Defensora histórica da democracia e da participação popular na política, a deputada Luíza Erundina (PSB-SP) está muito preocupada com a virulência das manifestações do último domingo (15), nas quais as soluções fascistas para a crise de representatividade política que assola o país começaram a se sobressair às reivindicações legítimas da sociedade. Segundo ela, desde os protestos de 2013 que o povo está exigindo uma ampla e verdadeira reforma política, que altere toda a lógica atual do sistema eleitoral, mas, até agora, nenhum dos três poderes se deu ao trabalho de escutá-lo.

“Mais do que a dimensão, o tamanho e a amplitude, o que me preocupa é o sentido dessas manifestações. Grande parte das falas, das reinvindicações e dos cartazes pedia para que o resultado das urnas fosse desconsiderado e apelava para a volta de um regime que custou muito caro, e ainda custa, a muitos brasileiros. Isso nos coloca a responsabilidade de buscarmos respostas convincentes e consequentes logo, dentro do espectro democrático. E não é isso o que o nosso parlamento está fazendo”, alerta.

Para Erundina, embora centrada na figura da presidente Dilma Rousseff, as críticas levadas às ruas atingem todas as instituições do país, que devem entender o perigo concreto de que a ofensiva conservadora se aprofunde ainda mais e leve o país a uma nova ruptura democrática. “Uma terceira manifestação, venha em que momento vier, virá mais aguda e mais preocupante do que as que ocorreram agora e em 2013 e no último domingo. Eu temo que ainda em 2015, ou no máximo em 2016, a insatisfação possa ser canalizada em um nível ainda maior de contundência e mobilização. E isso é ruim, porque não só mexe com o poder instituído, mas mexe também em um sistema que foi pago com mortes, torturas, desaparecimentos, assassinatos, perdas de liberdades. Não podemos colocar em risco esse nosso patrimônio democrático pago com muito sangue”, ressalta.

De acordo com ela, o legislativo, poder do qual é representante, precisa assumir com urgência sua responsabilidade histórica frente à conjuntura adversa. E não apenas com discussões esvaziadas, sem conexão com a realidade das ruas, como ela aponta ser o caso da que vem sendo travada pela Comissão Especial da Reforma Política, presidida pelo deputado conservador Rodrigo Maia (DEM-RJ) e criada para debater o Projeto de Emenda à Constituição (PEC) 352, a chamada Emenda Vacarezza, que não ataca os principais pontos de insatisfação popular com o sistema e ainda constitucionaliza o financiamento privado de campanha.

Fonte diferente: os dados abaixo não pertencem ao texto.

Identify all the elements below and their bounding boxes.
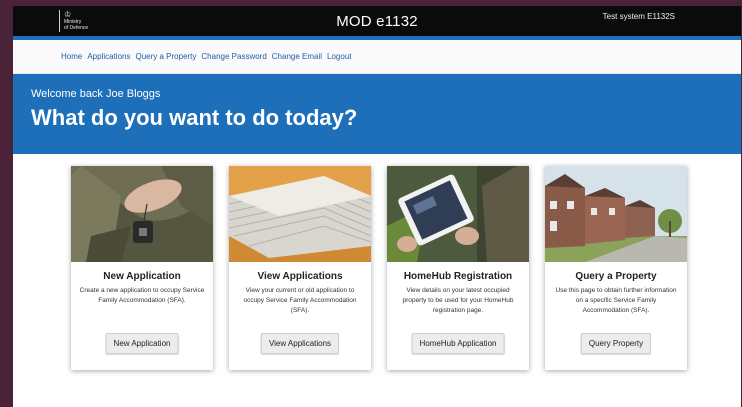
paper-stack-image — [229, 166, 371, 262]
query-property-button[interactable]: Query Property — [580, 333, 652, 354]
homehub-application-button[interactable]: HomeHub Application — [411, 333, 505, 354]
houses-image — [545, 166, 687, 262]
nav-home[interactable]: Home — [61, 52, 82, 61]
card-query-property: Query a Property Use this page to obtain… — [545, 166, 687, 370]
app-window: ♔ Ministry of Defence MOD e1132 Test sys… — [13, 6, 741, 407]
top-bar: ♔ Ministry of Defence MOD e1132 Test sys… — [13, 6, 741, 40]
view-applications-button[interactable]: View Applications — [260, 333, 340, 354]
card-description: View details on your latest occupied pro… — [402, 287, 514, 314]
nav-applications[interactable]: Applications — [87, 52, 130, 61]
nav-logout[interactable]: Logout — [327, 52, 351, 61]
card-description: View your current or old application to … — [243, 287, 357, 314]
card-new-application: New Application Create a new application… — [71, 166, 213, 370]
card-description: Use this page to obtain further informat… — [555, 287, 677, 314]
main-nav: Home Applications Query a Property Chang… — [13, 40, 741, 74]
hero-banner: Welcome back Joe Bloggs What do you want… — [13, 74, 741, 154]
card-homehub-registration: HomeHub Registration View details on you… — [387, 166, 529, 370]
nav-query-property[interactable]: Query a Property — [135, 52, 196, 61]
card-title: New Application — [103, 271, 181, 282]
card-title: Query a Property — [575, 271, 657, 282]
tablet-image — [387, 166, 529, 262]
environment-label: Test system E1132S — [602, 12, 675, 21]
card-description: Create a new application to occupy Servi… — [79, 287, 205, 304]
welcome-message: Welcome back Joe Bloggs — [31, 88, 161, 100]
page-title: What do you want to do today? — [31, 105, 358, 130]
soldier-with-keys-image — [71, 166, 213, 262]
card-title: View Applications — [257, 271, 343, 282]
action-cards: New Application Create a new application… — [71, 166, 687, 370]
nav-change-email[interactable]: Change Email — [272, 52, 322, 61]
card-title: HomeHub Registration — [403, 271, 513, 282]
new-application-button[interactable]: New Application — [105, 333, 179, 354]
card-view-applications: View Applications View your current or o… — [229, 166, 371, 370]
nav-change-password[interactable]: Change Password — [201, 52, 266, 61]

“A câmara está discutindo filigranas, como a duração do mandato e o número de suplentes para os senadores, enquanto deveríamos debater se precisamos mesmo de um senado, se já não é o momento de aprofundarmos a democracia direta, como o fez a Grécia, a Espanha, a Tunísia, a Finlândia. A democracia direta é uma tendência em todo o mundo, e nós aqui ainda estamos tentando remendar a já desgastada e falida democracia representativa. A PEC em discussão não admite sequer o fim do financiamento privado de campanha. Não tem uma vírgula sequer que fale de participação social”, critica.

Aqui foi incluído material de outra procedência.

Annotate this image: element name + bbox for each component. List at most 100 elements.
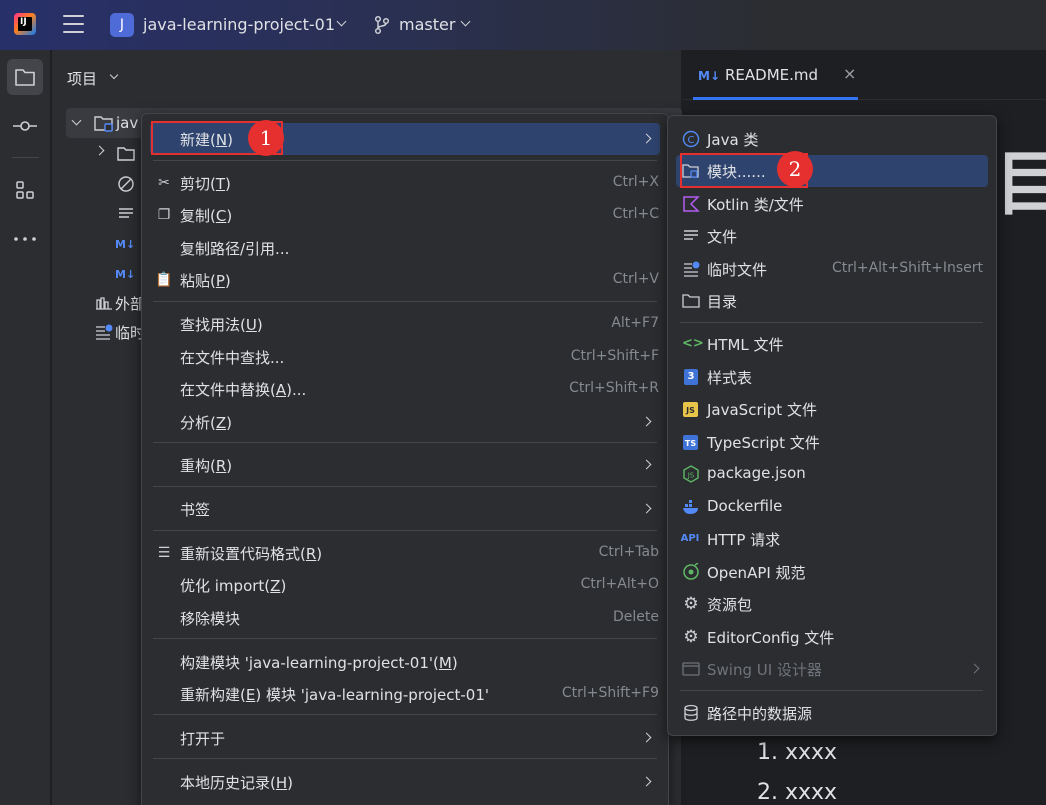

Pessimista em relação aos resultados da discussão no parlamento, a deputada faz coro com os brasileiros que vão às ruas dizer que os políticos não os representam. “Não podemos brincar com a vontade do povo. Porque quando o povo decide resolver seus problemas, ele resolve. E, muitas vezes, não exatamente com soluções democráticas. A falta de respostas à insatisfação popular pode levar a mudanças forjadas com um preço muito mais alto do que poderia se pagar se as instituições políticas assumissem para si a responsabilidade de fazerem aquilo para o que elas existem: dar respostas aos problemas do país, atender as demandas da sociedade, fazer valer o direito à sociedade”, adverte.